The work ethic in SO’C’s chambers was intense. We were expected to produce high-quality research, certiorari pool memos, bench memos, and opinion drafts on time. We even drafted her speeches, and she was the most-requested justice in that era. During the 1989 term, there were 129 full opinions of the Court, which more than doubles the number from the most recent term, and clerks routinely worked seven days each week. I went home to Bucks County, Pennsylvania, for two days that year: Christmas and Easter.  

Despite the pressures, we were held to the highest levels of professionalism. She could not be bullied into changing her mind, though Lord knows that Justice Antonin Scalia tried; I watched her rise above pettiness in her personal dealings with others as well as in her opinions for the Court.

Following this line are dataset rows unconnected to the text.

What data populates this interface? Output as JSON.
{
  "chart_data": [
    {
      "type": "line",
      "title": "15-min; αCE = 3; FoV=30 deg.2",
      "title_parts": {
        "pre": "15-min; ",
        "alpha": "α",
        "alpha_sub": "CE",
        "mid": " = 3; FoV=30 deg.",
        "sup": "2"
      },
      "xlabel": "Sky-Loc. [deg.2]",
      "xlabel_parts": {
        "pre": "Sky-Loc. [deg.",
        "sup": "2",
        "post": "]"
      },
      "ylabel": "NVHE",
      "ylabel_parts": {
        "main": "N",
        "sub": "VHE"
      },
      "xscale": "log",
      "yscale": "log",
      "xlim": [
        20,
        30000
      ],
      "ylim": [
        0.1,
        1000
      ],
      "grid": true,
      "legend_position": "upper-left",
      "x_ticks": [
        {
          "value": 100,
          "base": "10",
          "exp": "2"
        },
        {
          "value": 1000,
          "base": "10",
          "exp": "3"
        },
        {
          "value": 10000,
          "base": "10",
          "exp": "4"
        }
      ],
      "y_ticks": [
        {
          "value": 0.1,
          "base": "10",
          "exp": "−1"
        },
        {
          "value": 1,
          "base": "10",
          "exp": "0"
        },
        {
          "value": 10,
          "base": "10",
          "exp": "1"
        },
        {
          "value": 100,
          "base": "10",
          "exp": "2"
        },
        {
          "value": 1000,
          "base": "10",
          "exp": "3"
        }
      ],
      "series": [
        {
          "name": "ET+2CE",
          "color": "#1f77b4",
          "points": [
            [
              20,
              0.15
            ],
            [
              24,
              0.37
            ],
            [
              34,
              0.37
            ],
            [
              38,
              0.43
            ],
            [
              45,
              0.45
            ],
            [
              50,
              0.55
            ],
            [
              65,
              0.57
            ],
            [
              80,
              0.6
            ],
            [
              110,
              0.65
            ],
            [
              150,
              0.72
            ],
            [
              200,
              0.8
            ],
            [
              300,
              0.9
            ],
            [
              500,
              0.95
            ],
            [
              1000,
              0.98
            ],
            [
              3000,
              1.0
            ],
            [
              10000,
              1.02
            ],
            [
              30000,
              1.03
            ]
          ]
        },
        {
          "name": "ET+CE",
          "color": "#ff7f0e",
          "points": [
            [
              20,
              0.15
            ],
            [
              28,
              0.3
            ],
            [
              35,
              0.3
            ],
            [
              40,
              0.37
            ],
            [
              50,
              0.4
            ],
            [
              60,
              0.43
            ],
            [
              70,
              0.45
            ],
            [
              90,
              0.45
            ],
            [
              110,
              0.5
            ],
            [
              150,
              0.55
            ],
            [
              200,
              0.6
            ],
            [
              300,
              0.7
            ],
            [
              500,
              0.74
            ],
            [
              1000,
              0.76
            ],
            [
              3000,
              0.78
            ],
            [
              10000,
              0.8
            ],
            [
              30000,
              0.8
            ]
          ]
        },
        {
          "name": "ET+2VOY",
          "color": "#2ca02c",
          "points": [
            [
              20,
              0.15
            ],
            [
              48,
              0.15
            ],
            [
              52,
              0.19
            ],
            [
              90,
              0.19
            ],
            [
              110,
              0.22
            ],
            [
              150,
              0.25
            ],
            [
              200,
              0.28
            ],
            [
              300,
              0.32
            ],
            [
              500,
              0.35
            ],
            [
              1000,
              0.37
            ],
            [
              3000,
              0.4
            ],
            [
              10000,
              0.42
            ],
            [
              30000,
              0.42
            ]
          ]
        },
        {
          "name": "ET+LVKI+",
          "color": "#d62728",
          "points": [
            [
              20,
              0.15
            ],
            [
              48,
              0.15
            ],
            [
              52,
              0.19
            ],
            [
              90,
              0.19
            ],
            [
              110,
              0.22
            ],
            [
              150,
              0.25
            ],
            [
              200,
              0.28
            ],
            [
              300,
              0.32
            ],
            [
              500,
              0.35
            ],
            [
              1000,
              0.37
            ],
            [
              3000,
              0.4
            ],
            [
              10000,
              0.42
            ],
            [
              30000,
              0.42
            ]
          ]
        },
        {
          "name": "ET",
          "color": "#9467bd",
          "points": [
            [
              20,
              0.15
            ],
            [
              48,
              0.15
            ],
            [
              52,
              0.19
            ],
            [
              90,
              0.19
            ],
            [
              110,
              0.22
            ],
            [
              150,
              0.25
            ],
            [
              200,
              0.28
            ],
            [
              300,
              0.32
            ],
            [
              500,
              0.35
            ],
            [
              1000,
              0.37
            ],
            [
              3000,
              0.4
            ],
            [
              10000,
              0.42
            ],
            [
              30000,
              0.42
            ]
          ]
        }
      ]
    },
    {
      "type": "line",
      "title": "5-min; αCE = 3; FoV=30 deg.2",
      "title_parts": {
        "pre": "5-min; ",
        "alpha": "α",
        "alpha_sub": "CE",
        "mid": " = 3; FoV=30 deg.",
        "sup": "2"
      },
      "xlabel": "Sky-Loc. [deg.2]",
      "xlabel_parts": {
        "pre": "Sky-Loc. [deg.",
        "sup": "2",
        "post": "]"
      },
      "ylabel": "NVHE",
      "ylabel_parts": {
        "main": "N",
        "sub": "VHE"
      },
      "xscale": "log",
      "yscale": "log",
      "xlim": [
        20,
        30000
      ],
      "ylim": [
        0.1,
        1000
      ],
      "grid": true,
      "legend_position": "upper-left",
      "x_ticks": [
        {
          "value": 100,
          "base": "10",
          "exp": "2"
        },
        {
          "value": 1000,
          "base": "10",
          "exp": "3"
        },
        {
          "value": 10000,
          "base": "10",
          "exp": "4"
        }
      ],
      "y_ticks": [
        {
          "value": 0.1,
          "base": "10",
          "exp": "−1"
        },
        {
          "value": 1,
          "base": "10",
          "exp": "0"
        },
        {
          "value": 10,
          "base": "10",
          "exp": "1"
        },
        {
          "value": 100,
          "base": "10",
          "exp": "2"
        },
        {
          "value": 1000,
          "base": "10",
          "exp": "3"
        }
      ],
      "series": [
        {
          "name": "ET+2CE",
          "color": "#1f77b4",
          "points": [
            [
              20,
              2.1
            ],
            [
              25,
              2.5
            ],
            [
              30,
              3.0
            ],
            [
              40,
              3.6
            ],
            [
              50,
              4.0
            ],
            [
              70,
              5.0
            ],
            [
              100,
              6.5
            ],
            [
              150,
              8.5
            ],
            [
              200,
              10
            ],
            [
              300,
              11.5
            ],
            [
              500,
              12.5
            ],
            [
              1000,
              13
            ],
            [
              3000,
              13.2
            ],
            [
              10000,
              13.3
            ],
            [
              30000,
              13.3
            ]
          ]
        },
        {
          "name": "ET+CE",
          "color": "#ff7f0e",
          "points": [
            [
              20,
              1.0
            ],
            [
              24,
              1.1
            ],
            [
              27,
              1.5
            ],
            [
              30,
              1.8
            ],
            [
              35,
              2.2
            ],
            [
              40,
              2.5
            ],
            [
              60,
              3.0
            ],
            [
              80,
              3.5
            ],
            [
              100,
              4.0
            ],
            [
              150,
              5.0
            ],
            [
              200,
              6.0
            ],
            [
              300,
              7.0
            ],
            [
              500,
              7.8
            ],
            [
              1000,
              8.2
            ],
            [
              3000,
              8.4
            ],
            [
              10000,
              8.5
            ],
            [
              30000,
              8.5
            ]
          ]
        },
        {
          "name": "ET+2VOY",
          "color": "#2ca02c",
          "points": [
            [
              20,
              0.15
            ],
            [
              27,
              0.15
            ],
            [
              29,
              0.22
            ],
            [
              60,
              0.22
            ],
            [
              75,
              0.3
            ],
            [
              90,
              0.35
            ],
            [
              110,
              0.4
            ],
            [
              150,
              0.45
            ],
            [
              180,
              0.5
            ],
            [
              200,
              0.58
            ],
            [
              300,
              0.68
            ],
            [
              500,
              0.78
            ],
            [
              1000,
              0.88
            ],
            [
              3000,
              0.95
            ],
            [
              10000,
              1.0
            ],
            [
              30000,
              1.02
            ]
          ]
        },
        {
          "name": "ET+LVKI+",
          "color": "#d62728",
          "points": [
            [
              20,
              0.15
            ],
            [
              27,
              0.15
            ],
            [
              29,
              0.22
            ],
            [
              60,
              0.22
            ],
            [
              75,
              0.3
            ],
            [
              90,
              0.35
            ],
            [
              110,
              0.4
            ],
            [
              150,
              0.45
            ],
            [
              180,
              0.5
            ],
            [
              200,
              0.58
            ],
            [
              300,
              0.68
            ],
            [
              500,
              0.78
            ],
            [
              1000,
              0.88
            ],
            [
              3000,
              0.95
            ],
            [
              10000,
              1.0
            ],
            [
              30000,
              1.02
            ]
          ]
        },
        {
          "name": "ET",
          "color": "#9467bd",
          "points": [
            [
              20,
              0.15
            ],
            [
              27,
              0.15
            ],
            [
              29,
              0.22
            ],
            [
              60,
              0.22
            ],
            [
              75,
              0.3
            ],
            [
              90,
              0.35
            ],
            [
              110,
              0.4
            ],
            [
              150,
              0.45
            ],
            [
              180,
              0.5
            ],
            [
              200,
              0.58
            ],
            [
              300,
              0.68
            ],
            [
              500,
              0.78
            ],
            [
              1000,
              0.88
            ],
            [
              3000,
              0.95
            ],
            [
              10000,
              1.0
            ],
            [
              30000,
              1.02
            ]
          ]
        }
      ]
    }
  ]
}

Woman with gray hair in pink suit smiles standing behind two children, a girl on her left and a boy on her right
Justice O'Connor with Marci Hamilton’s two children, daughter Alex (left) and son Will. (Image: Courtesy of Marci Hamilton)

The business of the Court was only part of what SO’C expected of us. She imposed an ethos of the “full life” in her chambers. We carved pumpkins for Halloween, visited the cherry blossoms in the spring, went to museums, and at least one clerk had to be the “exercise clerk,” who joined her for the 9 a.m. daily exercise class she organized in the building. That was me. She brought her own homemade Southwestern dishes for lunch on Saturdays before argument weeks when we would meet to discuss the cases. And family came first.

She and her husband, John, had an active social calendar in Washington, and she was often on the phone with one of her sons when I would come into her office that year. She often asked about our families and made clerk reunions family events. Her clerks’ children even have a nickname: “SO’C Grandclerk,” which is emblazoned on T-shirts.

I was blessed to be one of her clerks and, therefore, a part of her extended family.